To the point, I was recently struck by two related thoughts– the first while enjoying a walk on a beautiful fall day in my neighborhood of Park Slope, the second while reading one of Timothy Gallagher’s books titled “Spiritual Consolation: An Ignatian Guide for Greater Discernment.”  The first introduces the question “what is art?”, while the second “what is beauty?”.  As this post will only take stock of the first occasion, I mention the second simply to denote the presence of an ensuing post or two that will make further light of these initial undercooked comments.

While walking around Park Slope, I was overcome with a sense of gratitude infused by the contemplative receptivity towards my beautiful surroundings. Such a growing ardor not only filled my vision with an inner light that spread itself out like a luminous mantle upon all the eyes beheld, bathing the world with wonder, but it seemed to demand a response from me, in much the same way that when one is given a present, particularly when it is a surprise, one should immediately respond with a resounding “thank you!”.  In the spiritual world, this thank you would be directed towards God and would entail the two-fold response of love: prayer and service (circumincessive contemplation and action).  Analogously, this is no less true with art and philosophy.

As is usual with sudden epiphanies, the flash of light experienced leaves one with a concentrated kernal with which to spend at least the next several days (and years, depending on the gravity of the epiphany) unpacking and contemplating.   The more condensed form of this latest realization is that art, in a broad sense, is precisely the creative response manifesting contemplative gratitude for the beauty of being (and hence nature) through visual and aural representation, and which takes on heightened specificity within the various “fine arts”. By extension of similitude, I realized that philosophy is essentially the response arising from gratitude at the truth of being.  In each case, philosophy or art, the necessary precursor is a contemplative wonder and grateful receptivity to the givenness of being.  More simply put, art is the love of beauty, in much the same way that philosophy is the love of wisdom (truth), in which love demands a response, in fact already contains a response within it to an extent– a resounding “thank you” to the gift, with each discipline manifesting their concretized responses in their respective ways.

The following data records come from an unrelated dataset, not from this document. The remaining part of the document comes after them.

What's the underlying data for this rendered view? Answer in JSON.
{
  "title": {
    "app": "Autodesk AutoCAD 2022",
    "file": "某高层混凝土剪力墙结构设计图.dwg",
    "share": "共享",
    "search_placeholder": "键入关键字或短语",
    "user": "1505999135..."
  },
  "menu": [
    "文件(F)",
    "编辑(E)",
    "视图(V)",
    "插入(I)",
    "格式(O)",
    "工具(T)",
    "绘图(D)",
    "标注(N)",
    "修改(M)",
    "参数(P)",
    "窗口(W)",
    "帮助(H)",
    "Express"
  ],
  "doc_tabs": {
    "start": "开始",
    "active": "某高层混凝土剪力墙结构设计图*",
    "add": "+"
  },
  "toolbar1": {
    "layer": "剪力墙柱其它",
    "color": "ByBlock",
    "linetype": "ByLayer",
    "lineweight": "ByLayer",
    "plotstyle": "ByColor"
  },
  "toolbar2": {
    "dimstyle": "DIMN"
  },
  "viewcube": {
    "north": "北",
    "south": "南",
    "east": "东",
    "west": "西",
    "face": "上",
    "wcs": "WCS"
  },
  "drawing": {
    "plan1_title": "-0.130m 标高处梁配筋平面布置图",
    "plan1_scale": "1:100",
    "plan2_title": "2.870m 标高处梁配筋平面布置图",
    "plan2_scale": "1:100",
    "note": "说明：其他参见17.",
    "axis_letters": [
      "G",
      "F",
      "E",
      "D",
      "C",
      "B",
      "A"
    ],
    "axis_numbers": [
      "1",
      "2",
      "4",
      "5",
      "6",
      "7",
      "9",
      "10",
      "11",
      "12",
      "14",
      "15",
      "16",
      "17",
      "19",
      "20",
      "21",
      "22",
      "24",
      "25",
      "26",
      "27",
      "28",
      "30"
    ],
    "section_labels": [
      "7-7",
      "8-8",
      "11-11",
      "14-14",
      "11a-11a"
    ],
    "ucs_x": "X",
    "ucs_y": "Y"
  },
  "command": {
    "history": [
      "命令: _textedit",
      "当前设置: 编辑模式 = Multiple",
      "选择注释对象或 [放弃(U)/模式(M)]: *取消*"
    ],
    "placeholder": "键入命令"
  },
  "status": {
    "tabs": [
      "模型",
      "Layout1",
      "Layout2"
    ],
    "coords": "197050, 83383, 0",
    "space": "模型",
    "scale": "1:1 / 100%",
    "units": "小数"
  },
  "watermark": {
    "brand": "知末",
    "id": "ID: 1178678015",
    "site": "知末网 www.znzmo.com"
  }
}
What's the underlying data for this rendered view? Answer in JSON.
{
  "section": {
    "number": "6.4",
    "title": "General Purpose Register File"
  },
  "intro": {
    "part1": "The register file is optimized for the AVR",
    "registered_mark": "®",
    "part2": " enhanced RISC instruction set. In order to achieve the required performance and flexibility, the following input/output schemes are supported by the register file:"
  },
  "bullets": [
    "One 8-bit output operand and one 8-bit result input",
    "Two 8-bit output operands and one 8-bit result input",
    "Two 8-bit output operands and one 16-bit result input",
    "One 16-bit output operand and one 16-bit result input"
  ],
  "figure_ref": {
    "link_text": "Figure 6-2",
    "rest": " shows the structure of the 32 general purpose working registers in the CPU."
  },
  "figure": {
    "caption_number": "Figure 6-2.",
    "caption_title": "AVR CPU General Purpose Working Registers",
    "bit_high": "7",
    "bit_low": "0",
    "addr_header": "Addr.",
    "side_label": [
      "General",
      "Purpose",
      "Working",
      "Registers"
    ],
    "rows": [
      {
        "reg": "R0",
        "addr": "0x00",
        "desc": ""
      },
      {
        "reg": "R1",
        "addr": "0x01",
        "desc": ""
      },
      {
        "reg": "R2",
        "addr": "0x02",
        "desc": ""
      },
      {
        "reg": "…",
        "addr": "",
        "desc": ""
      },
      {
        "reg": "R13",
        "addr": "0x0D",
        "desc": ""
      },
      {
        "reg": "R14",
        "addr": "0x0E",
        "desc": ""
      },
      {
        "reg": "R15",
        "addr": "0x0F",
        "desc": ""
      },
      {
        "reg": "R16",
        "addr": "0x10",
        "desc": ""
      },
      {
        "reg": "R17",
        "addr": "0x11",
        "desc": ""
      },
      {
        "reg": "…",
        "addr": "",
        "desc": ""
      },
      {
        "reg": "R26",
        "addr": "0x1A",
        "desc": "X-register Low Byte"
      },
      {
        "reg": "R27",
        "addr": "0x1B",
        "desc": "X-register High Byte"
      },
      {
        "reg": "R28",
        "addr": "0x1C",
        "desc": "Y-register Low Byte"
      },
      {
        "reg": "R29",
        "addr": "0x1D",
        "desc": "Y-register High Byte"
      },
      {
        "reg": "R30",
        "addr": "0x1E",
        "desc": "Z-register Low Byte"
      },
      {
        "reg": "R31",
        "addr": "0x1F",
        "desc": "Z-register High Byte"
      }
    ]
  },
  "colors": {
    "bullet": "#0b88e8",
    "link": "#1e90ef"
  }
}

There are serious and far-reaching ramifications in extending what seems to be a rather simple but somehow generally overlooked intuition, at least as I see it, most of which would require a more serious essay or book to discuss.  Of note would be a less constricted view of “art”, a more robust interpretation of the classical phrase “art imitates nature” and Aristotle’s poetics (even while retaining points of disagreement), serious divergence from some of Gilson’s viewpoints in his “Arts of the Beautiful” (and many other books for that matter), the re-introduction of the ethical question in art that has been too cursorily dismissed, a stern appraisal of most modern art as largely adolescent (exhibiting ingratitude and bad manners, if not outright rebellion), etc etc.  Least of all it would entail the salvaging of the true nature of the philosopher and artist from the wreckage of their current reductionist incarnations as meaning, more or less, “thinker” and “fabricator”, however unwitting the acceptance of their narrowing or loss of multi-dimensionality.

In short, without a genuine gratitude towards Being (and hence the givenness of Being in nature) exhibited in the two-fold dynamism of contemplative receptivity and creatively lived response– if either aspect of the dynamism is seriously impaired or lacking– beautiful art and true philosophy are impossible.